Il faut faire sonner l'horloge !
Et maintenant vous parlez de divisibilité. Je n’y comprends plus rien, j’écris sans réfléchir et je pense sans cesse à d’autres choses. Je tourne la tête face à (n-3)(k-1)=8. Il faut nager dans les mathématiques, mais je ne veux plus me noyer. Je n’attends qu’une chose : « C’est bon Mademoiselle, vous pouvez quitter cette option. » Patienter. Encore patienter. Mais jusque quand ? Je tiendrais d’ici-là ? Et si la réponse est négative ?

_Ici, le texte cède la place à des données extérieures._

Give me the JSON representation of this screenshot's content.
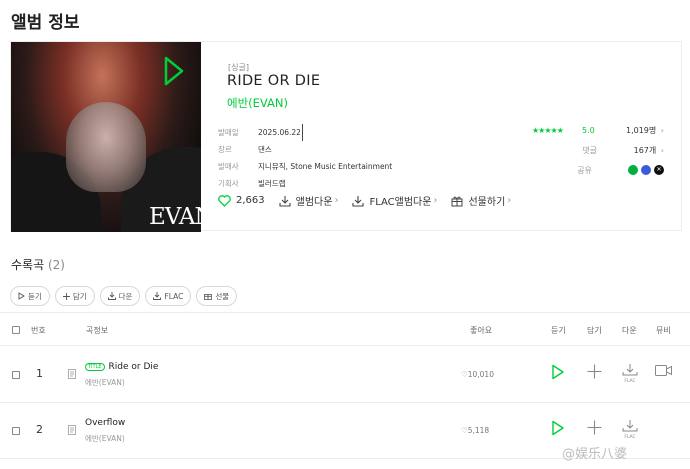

Je veux fuir, courir loin mais le départ n’est pas donné. Allez, allez, je veux m’en aller. Continuer de travailler devient trop compliqué, et à plusieurs reprises l’encre qui sert à écrire les calculs se mélangent à des larmes. Elles coulent sans que je comprenne pourquoi. Elles ne veulent plus dire : « Maintenant ça suffit t’arrêtes ces conneries de maths expertes » mais « c’est quand que tu vas pouvoir dire adieu à tout ce bordel ? ».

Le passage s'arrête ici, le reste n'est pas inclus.